Os restantes foram dormir junto à grande rocha. Estenderam- se num círculo com a cabeça virada para fora e a G3 encostada ao corpo, sempre preparada para uma eventualidade. Os murmúrios acabaram e a noite foi entregue aos sons do mato, uns estranhos e outros familiares; os grilos estridulavam, os lagartos gecavam, um mocho crocitava. O concerto foi interrompido por uma gargalhada distante.

Diogo ergueu a cabeça, alarmado.

"Angelino!", sussurrou. "Angelino!"

A voz impaciente do comandante dos comandos sussurrou- lhe de volta.

"Que é?"

"Ouviste esta gargalhada?"

Foi a vez de Angelino soltar a dele, mas baixa e curta.

"É uma hiena, pá", disse. "Cala-te e dorme!"

O céu constelado estava limpo de nuvens e o mato era iluminado pelo clarão flamejante do mar de estrelas; o braço da galáxia estendia-se pelo eixo central do firmamento, tão brilhante que a sua luz projectava sombras ténues no mato. Diogo fixou a atenção no Cruzeiro do Sul; parecia-lhe a estrutura de um papagaio de papel. De tanto deambular com os olhos pelas profundezas do céu, começou a sentir vertigens e virou-se de lado, evitando assim contemplar as estrelas.

Fechou os olhos e tentou adormecer, mas as imagens dos acontecimentos do dia não paravam de aflorar.
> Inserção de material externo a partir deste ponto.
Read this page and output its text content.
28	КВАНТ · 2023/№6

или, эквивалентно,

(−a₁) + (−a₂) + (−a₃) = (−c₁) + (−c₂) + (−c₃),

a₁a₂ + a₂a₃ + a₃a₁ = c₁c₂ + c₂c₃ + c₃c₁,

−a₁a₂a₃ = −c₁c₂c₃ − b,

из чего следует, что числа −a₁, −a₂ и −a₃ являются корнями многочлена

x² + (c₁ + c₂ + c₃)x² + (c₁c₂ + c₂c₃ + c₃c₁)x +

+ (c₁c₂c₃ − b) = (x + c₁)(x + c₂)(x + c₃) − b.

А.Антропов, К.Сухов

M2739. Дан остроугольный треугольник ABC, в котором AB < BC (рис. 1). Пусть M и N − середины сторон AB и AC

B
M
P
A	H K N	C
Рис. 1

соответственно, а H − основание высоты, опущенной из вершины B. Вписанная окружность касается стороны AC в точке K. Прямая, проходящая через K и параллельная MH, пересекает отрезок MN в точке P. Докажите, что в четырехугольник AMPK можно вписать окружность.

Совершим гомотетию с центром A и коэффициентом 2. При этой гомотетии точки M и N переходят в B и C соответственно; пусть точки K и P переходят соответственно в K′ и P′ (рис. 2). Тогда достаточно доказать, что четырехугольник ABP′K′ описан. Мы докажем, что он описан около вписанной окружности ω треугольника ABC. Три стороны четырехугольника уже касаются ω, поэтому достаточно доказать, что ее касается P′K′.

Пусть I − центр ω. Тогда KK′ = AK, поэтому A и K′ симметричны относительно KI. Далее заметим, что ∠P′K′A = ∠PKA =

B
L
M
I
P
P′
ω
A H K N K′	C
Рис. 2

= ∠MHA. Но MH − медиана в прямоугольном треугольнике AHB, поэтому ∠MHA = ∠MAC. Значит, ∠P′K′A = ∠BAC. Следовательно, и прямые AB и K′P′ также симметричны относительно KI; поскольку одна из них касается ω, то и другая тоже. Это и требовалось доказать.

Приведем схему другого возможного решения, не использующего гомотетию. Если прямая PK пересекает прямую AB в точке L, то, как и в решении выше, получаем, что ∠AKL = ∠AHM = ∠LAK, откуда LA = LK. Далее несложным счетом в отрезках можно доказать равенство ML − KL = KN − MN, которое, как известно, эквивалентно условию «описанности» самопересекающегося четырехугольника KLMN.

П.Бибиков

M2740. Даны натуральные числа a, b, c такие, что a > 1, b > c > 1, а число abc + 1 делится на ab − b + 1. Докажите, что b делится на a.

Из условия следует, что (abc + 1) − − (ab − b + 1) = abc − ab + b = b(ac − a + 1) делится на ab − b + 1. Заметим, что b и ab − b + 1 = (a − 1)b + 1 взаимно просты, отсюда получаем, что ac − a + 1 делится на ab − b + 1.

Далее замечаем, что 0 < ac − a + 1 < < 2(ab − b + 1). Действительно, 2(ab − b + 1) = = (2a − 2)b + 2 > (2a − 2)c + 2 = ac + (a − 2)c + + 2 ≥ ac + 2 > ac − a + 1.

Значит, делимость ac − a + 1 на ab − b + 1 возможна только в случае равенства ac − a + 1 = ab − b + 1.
Com a mente a fervilhar de interrogações, Diogo deu voltas e reviravoltas no lugar até chegar à conclusão de que não conseguiria adormecer enquanto não assentasse todas as ideias que se cruzavam na sua cabeça.

"Angelino!", sussurrou ele ao fim de alguns minutos. "Angelino! Estás acordado?"

O amigo respondeu num fio de voz estremunhado.

"Que é?"

"Estou ainda a pensar naquelas duas gajas que matámos hoje."

"Vai dormir, pá!"

Diogo calou-se por momentos, avaliando se valia a pena dizer o que lhe ia na mente. Admitiu deixar a coisa por ali, mas as ideias não lhe saíam da cabeça e, após novas reviravoltas, ergueu-se um pouco e apoiou-se nos cotovelos.

"Sempre ouvi o Marcello dizer que a guerra só se ganha conquistando as mentes e os corações da população."

"Qual Marcello?"

"O Caetano, pá. O presidente do Conselho."

Angelino suspirou pesadamente.

"Esse gajo não tem a mínima noção do que se passa aqui", murmurou o comandante da companhia com um traço de irritação na voz. "Também é daqueles que acham que a guerra no mato é igual à guerra dos filmes e coisa e tal."

"Mas ele tem razão, pá. Como é que ganhas a guerra sem o apoio das populações? E se nós matamos as populações, como podemos nós esperar que elas nos ajudem?"

Novo suspiro.

"Já vi que também não tens noção nenhuma."

"Desculpa, mas não respondeste à minha pergunta", insistiu Diogo, convencido de que a sua ideia era pertinente. "Como podes esperar conquistar o apoio das populações se matas todos os civis que te aparecem pela frente? Como achas que as famílias vão reagir?"

"Eu não mato todos os civis", corrigiu Angelino. "Só mato os civis que se encontram em zona hostil e faço-o porque sei que eles já estão contaminados pelo in."

"E contaminados continuarão se procedermos todos como vocês procedem..."

Foi a vez de Angelino, já bem desperto, se soerguer e se apoiar nos cotovelos.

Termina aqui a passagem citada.